The election's results, including Democratic President Joe Biden's 154,000-vote victory in Michigan, are "not matters of opinion" but are facts, Acker said during his speech at the beginning of the meeting.
"No man or woman can lead who denies objective truths," he said. "We cannot claim we are a democracy while standing with those who would reject it for conspiracy-laden minority rule."
Acker's speech did not reference fellow regent Ron Weiser, the new chairman of the Michigan Republican Party. But Weiser, an Ann Arbor businessman, has been criticized for choosing GOP activist Meshawn Maddock as his co-chair. Maddock supported efforts to overturn the results of the election last year as former President Donald Trump levied unproven claims of widespread election fraud.
Weiser did not attend Thursday's meeting.
On Dec. 14, as Michigan's presidential electors met, Maddock was among a group of Republicans who tried to enter the state Capitol to cast their own electoral votes for Trump. They were turned away by security.

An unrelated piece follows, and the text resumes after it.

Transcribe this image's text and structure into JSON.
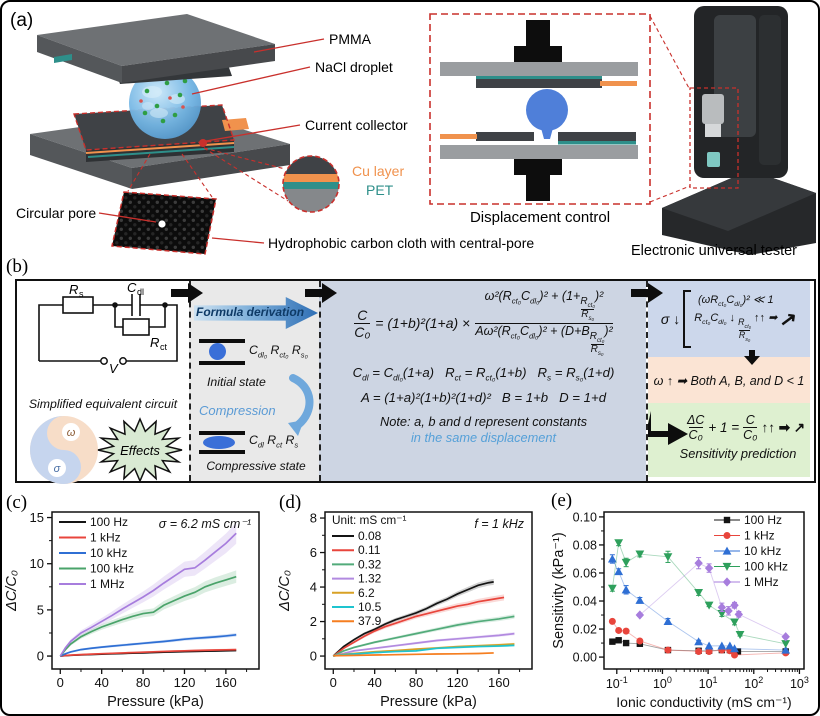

According to a document filed in a court case, Maddock was one of 16 Michigan Trump "electors" who signed a certificate of votes for the president, who lost the state's election. The document said the GOP electors had "convened" in the Capitol, but they weren't actually allowed inside the building.
The men and women who physically stormed the U.S. Capitol on Jan. 6 are no different than those who "screamed that the election was stolen, rigged and a hoax or funded these lies," Acker said during his speech.
"These cynical lies of political convenience were made knowing that citizens would believe them. There was, in fact, no steal to stop," Acker said. "These lies are every bit as dangerous as the men and women who killed and maimed on their behalf."